もしくは家長が中央に漂っている形を生かすのであれば、左サイドに展開した松本に対して家長が左足側から蹴るようにプレッシャーを掛ければ背後を使われるにしてもより時間はかかっただろうし、人の戻りが間に合っていそうな逆サイドに追い込むことはできたはず。
このように対応としては複数の箇所にエラーが発生するタイプの失点。大橋はそれを逃してくれなかったなという感じのゴールとなった。
今度は大迫が不安定なターン
ハーフタイムに川崎はエリソン→小林の交代を実施。レイト気味のアプローチで目立っていた上にカードを抱えていたので、仕方ない交代と言えるだろう。川崎の今季のハイプレスはエリソンとマルシーニョの力任せになることもかなりあるので、このような形でエリソンが警告を受け続けるのはある意味当然。狙いを定めないまま走力任せでハイプレスをやっているからである。
狙いが定まらないのでホルダーとの距離が遠くなる、早く寄せたいので全速力で詰める、そうなると止まりにくくなるもしくはフラストレーションがそこに加わると止まろうとすらしないみたいな。マルシーニョとエリソンだけじゃなく、個人的には今季の川崎は守備の狙いが定まっていないせいで相手選手を傷つけるようなファウルが多いので見ていて苦々しい気持ちになる。自分たちのカードマネジメント的にも、相手選手の無用な負傷を避けるためにも早急に改善が必要な部分である。

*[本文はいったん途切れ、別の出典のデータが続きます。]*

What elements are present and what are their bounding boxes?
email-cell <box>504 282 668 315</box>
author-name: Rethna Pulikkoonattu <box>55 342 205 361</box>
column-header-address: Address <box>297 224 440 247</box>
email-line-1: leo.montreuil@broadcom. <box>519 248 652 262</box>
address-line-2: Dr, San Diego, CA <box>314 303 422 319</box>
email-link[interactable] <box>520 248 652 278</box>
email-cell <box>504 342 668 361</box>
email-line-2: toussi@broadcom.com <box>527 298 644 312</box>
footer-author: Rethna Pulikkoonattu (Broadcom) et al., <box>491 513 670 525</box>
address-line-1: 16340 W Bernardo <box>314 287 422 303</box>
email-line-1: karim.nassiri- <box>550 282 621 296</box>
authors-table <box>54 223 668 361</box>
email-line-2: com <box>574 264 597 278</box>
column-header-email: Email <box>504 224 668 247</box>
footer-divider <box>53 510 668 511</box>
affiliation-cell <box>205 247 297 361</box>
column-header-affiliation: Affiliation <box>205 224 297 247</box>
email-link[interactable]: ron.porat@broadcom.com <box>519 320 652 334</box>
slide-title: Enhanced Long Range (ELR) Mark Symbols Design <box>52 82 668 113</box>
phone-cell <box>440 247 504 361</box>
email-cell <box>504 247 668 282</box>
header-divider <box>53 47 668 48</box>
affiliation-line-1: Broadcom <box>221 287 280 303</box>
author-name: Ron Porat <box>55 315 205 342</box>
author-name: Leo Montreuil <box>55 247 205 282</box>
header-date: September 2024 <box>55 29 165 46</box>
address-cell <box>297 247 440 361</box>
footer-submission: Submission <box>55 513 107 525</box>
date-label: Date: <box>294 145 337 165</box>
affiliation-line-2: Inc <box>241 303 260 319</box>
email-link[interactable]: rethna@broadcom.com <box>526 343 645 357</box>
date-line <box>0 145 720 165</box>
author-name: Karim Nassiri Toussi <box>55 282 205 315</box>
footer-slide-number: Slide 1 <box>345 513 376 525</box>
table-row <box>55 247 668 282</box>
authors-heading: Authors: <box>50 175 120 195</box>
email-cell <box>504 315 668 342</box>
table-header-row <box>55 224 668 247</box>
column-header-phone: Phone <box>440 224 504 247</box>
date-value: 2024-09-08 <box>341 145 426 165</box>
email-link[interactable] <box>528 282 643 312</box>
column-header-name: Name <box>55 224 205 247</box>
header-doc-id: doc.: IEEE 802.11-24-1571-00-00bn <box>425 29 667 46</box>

小林の投入とともに家長は右の大外に復帰。前半よりは幅を作るアクションを重視する形となった。開始早々の大外家長→インサイドに絞って浮いた状態でボックス内の小林にラストパスを送った瀬川という形は面白かったが、あまり再現性はなかった。この試合でも大外レーンを瀬川に任せる形は致命的なクロスカットからピンチを迎えていた。後ろにカバーがいないという点でのリスクはそこまで変わらないが、攻撃を完結させる形を念頭に置くのであればこの位置関係の方がフィットするのかも知れない。
しかし、広島はすぐに反撃。前半と異なり右サイドを集中的に狙っていくスタイルに変化すると、このサイドの守備が後手に回った川崎はファウルを連発。クリーンにボールを奪うという観点ではファン・ウェルメスケルケンには課題が残った感があった。だが、広島はこのセットプレーからチャンスを作ることができず。直接狙ったFKがガンガン枠の外に出ることで川崎は事なきを得ていた。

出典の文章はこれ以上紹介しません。